Beata Tworek has used gold powder and thread to enhance scars such that "shameful" body imperfections have become valuable symbols.
Eunie Kim contributes some delightful works using silver-gelatin liquid emulsion and cyanotype print on acrylic paper.
Fiona Bowring's video and photobook of women working in Fyshwick contains great imagery and warrant taking the necessary time to explore both thoroughly. Ruth at the sink is just one example of these workers.
Andrea Bryant's three giclee prints, including Flux 2, are simply superb.
Kathryn Leo is showing two posters seeking, through images and words, to reveal something of life's journey. Smooth and Rough is the more successful of them.
Adam Luckhurst is showing a body of work seeking to highlight the perilous climate circumstances that we are in. I needed to read his words, including the poem Destination, in the catalogue before his message was clear to me.
Annette Fisher gives us The Pregnant Tree, a delightful installation comprising balls of crushed photos hanging on a dead branch. The images are of the ruins and remains following a building annihilation. Her suggestion that they might be preparing for a new life is allegorical.

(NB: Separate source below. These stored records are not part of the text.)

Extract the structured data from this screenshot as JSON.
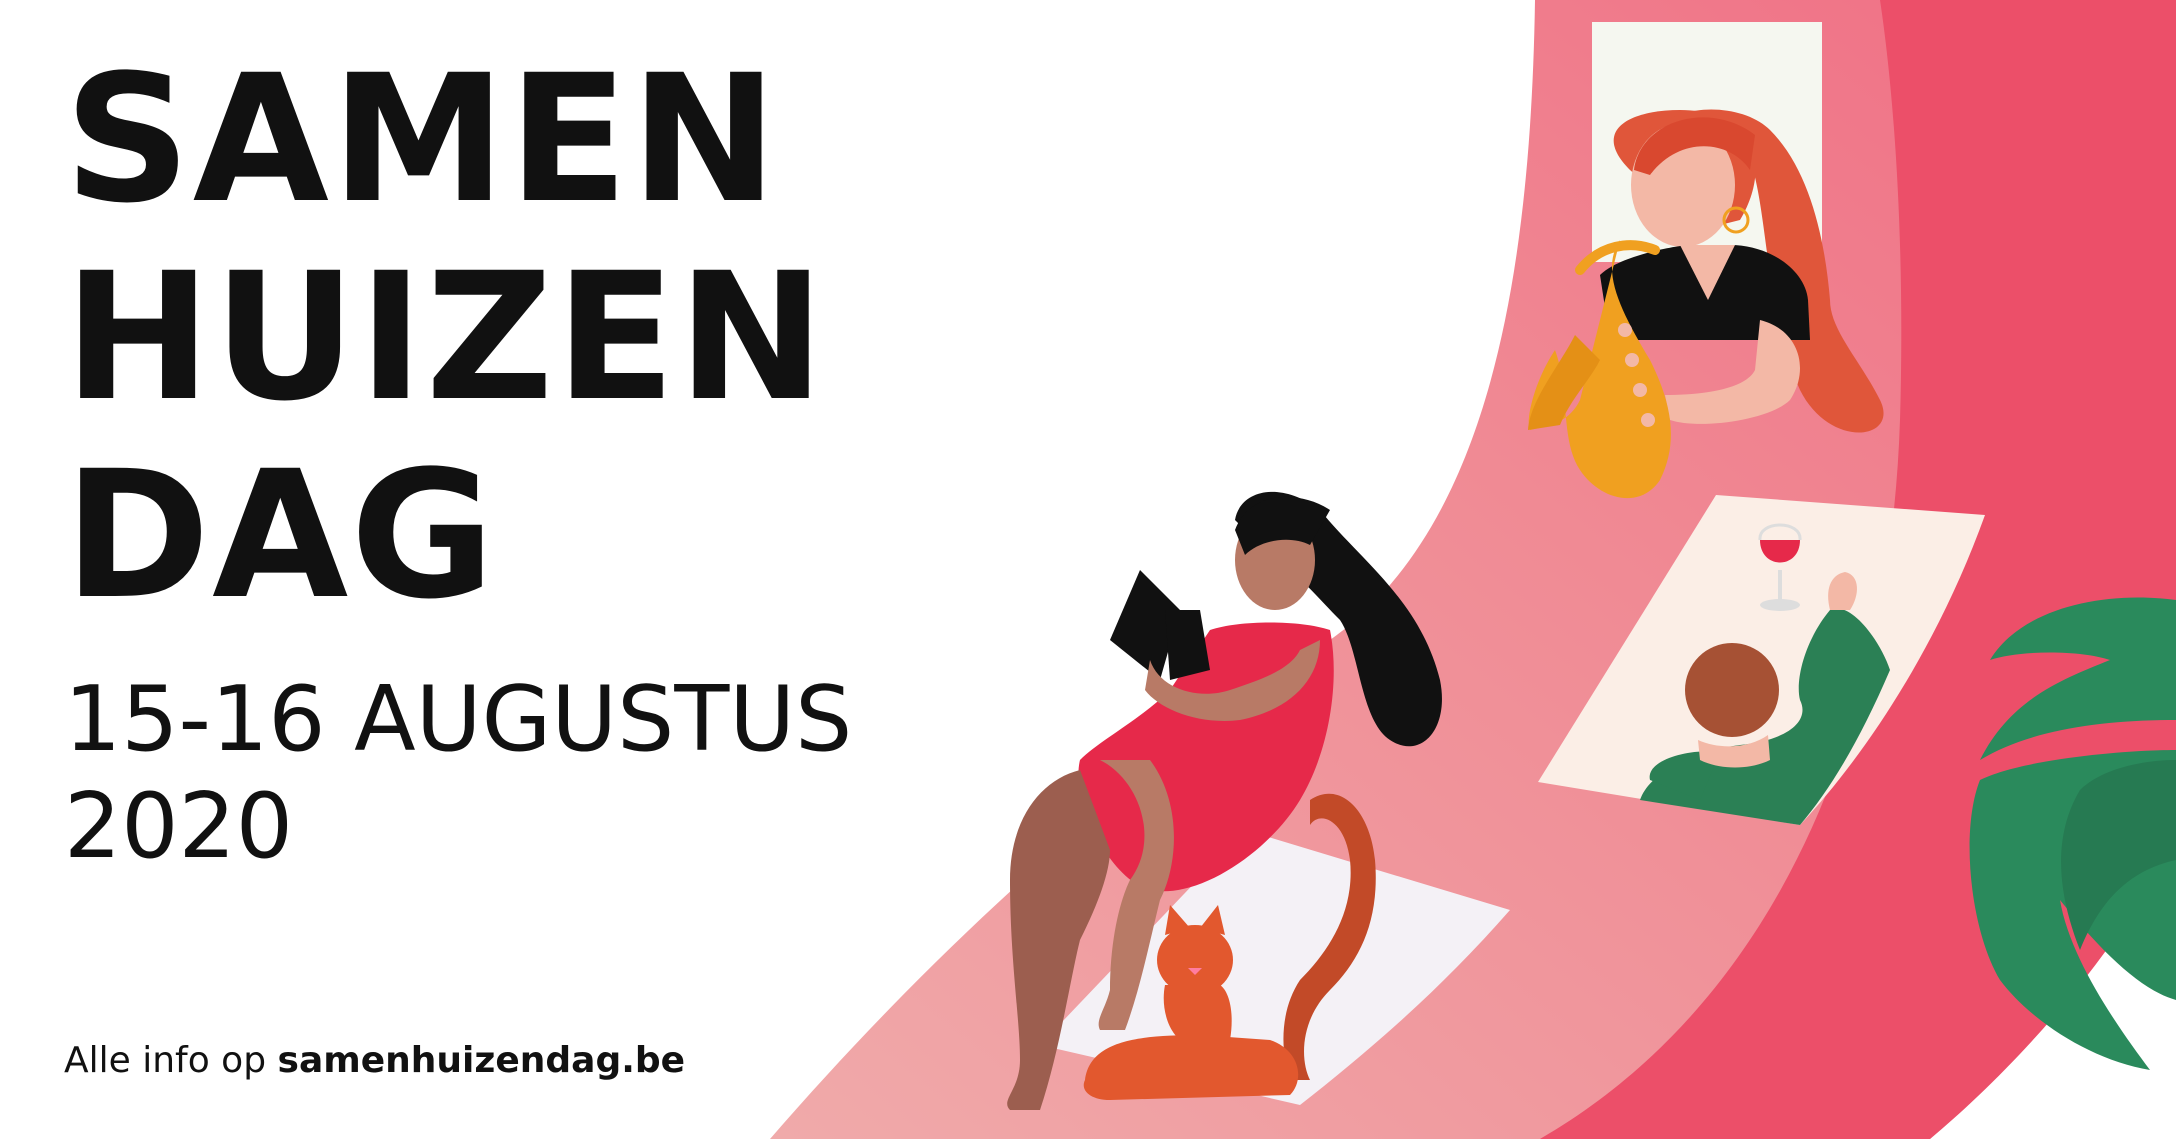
{
  "headline": {
    "line1": "SAMEN",
    "line2": "HUIZEN",
    "line3": "DAG"
  },
  "dates": {
    "line1": "15-16 AUGUSTUS",
    "line2": "2020"
  },
  "footer": {
    "prefix": "Alle info op",
    "url": "samenhuizendag.be"
  },
  "colors": {
    "text": "#111111",
    "ribbon_light": "#f0a4a7",
    "ribbon_mid": "#f07b8a",
    "ribbon_dark": "#e94d66",
    "window": "#f5f7f0",
    "mat": "#f4f1f6",
    "dress": "#e6294a",
    "skin_dark": "#b87a66",
    "skin_light": "#f3b8a6",
    "cat": "#e2582e",
    "sax": "#f0a020",
    "hair_red": "#e0563a",
    "sweater": "#2b8055",
    "leaves": "#2a8a5c"
  },
  "illustration_icons": [
    "reading-woman-icon",
    "cat-icon",
    "saxophone-player-icon",
    "wine-glass-person-icon",
    "plant-leaves-icon"
  ]
}
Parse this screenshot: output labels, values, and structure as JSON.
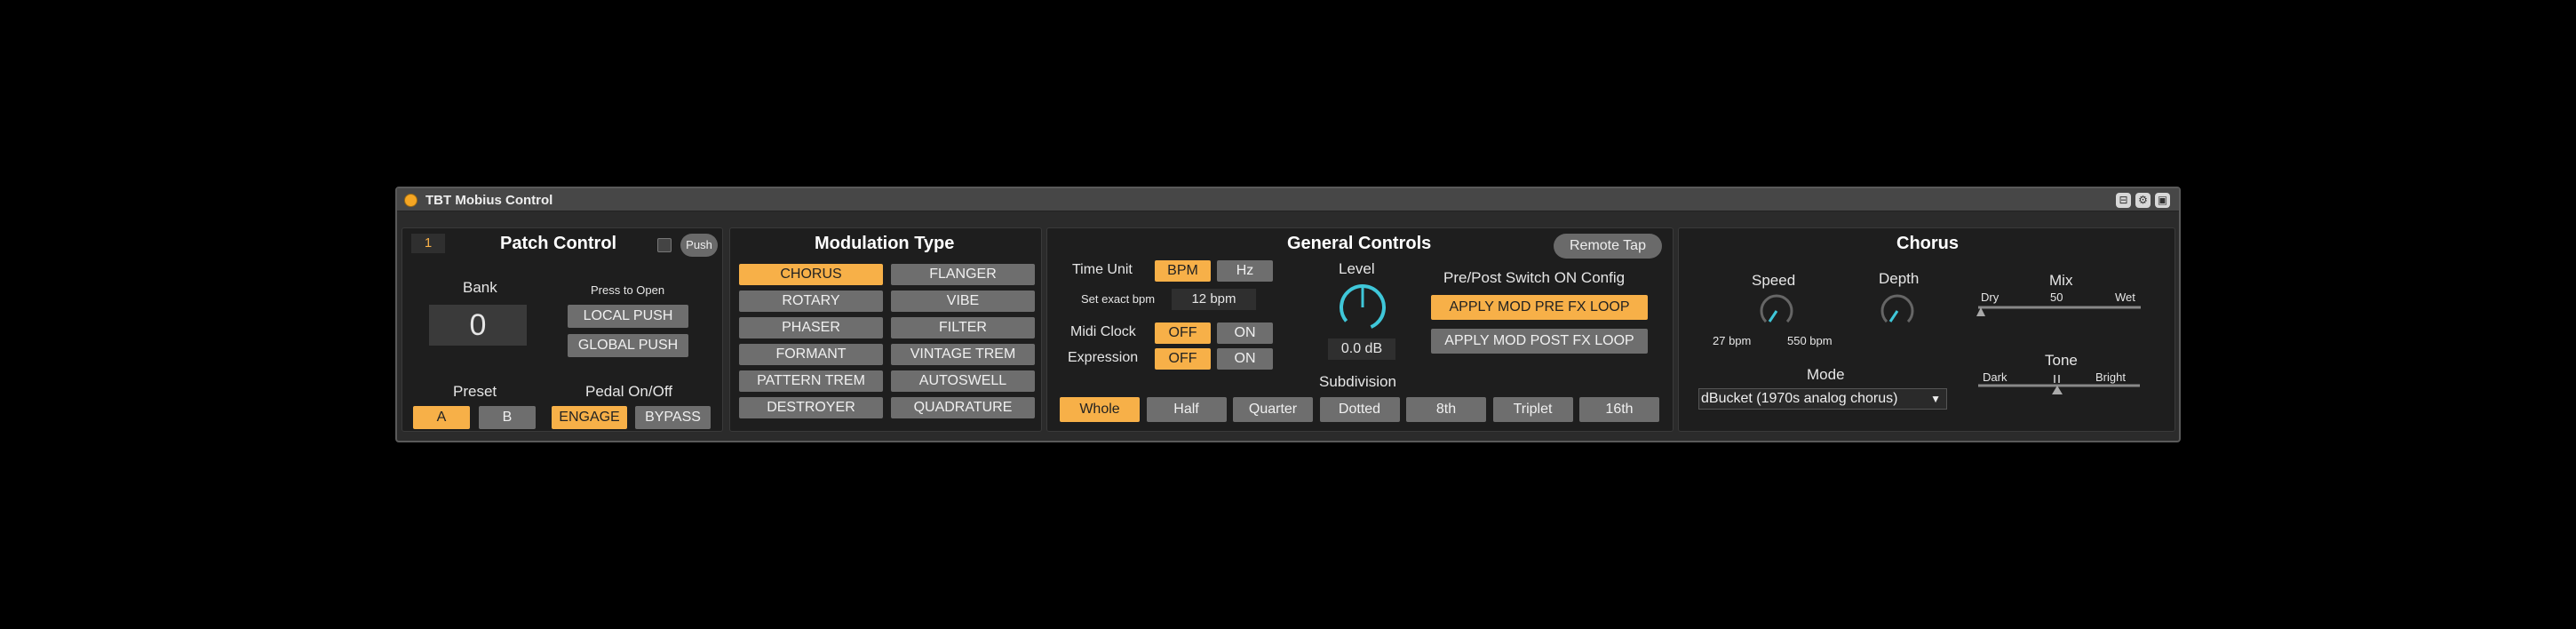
{
  "device": {
    "title": "TBT Mobius Control",
    "window_icons": [
      "window-icon",
      "settings-icon",
      "save-icon"
    ]
  },
  "patch": {
    "title": "Patch Control",
    "number": "1",
    "push_label": "Push",
    "bank_label": "Bank",
    "bank_value": "0",
    "press_to_open": "Press to Open",
    "local_push": "LOCAL PUSH",
    "global_push": "GLOBAL PUSH",
    "preset_label": "Preset",
    "preset_a": "A",
    "preset_b": "B",
    "pedal_label": "Pedal On/Off",
    "engage": "ENGAGE",
    "bypass": "BYPASS"
  },
  "modulation": {
    "title": "Modulation Type",
    "types": [
      "CHORUS",
      "FLANGER",
      "ROTARY",
      "VIBE",
      "PHASER",
      "FILTER",
      "FORMANT",
      "VINTAGE TREM",
      "PATTERN TREM",
      "AUTOSWELL",
      "DESTROYER",
      "QUADRATURE"
    ],
    "selected": "CHORUS"
  },
  "general": {
    "title": "General Controls",
    "remote_tap": "Remote Tap",
    "time_unit_label": "Time Unit",
    "bpm": "BPM",
    "hz": "Hz",
    "exact_bpm_label": "Set exact bpm",
    "exact_bpm_value": "12 bpm",
    "midi_clock_label": "Midi Clock",
    "expression_label": "Expression",
    "off": "OFF",
    "on": "ON",
    "level_label": "Level",
    "level_value": "0.0 dB",
    "prepost_label": "Pre/Post Switch ON Config",
    "apply_pre": "APPLY MOD PRE FX LOOP",
    "apply_post": "APPLY MOD POST FX LOOP",
    "subdivision_label": "Subdivision",
    "subdivisions": [
      "Whole",
      "Half",
      "Quarter",
      "Dotted",
      "8th",
      "Triplet",
      "16th"
    ],
    "selected_subdivision": "Whole"
  },
  "chorus": {
    "title": "Chorus",
    "speed_label": "Speed",
    "speed_min": "27 bpm",
    "speed_max": "550 bpm",
    "depth_label": "Depth",
    "mix_label": "Mix",
    "mix_dry": "Dry",
    "mix_value": "50",
    "mix_wet": "Wet",
    "tone_label": "Tone",
    "tone_dark": "Dark",
    "tone_bright": "Bright",
    "mode_label": "Mode",
    "mode_value": "dBucket (1970s analog chorus)"
  },
  "colors": {
    "accent": "#f7b048",
    "button": "#6e6e6e",
    "knob_indicator": "#3fc7d9"
  }
}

Lia Kemmis also has contributed a wonderful installation. Placed in a corner of the gallery, it is in effect the corner of a room in a home. There is a "wall-hanging", a framed canvas on a wall, a table covered with a satin cloth featuring a digital print, and a chair with another satin cloth image embellished with fake fur on which are containers of numerous small prints. The only thing missing is a second chair on which visitors might sit to enjoy the corner.
Emily Blenkin has based the titles of her works on the cliché "a picture tells a thousand words". In fact, each work comprises three separate images, so I found myself asking how many words were actually told by the individual pictures?
The artists not mentioned here have also made contributions which enhance the exhibition.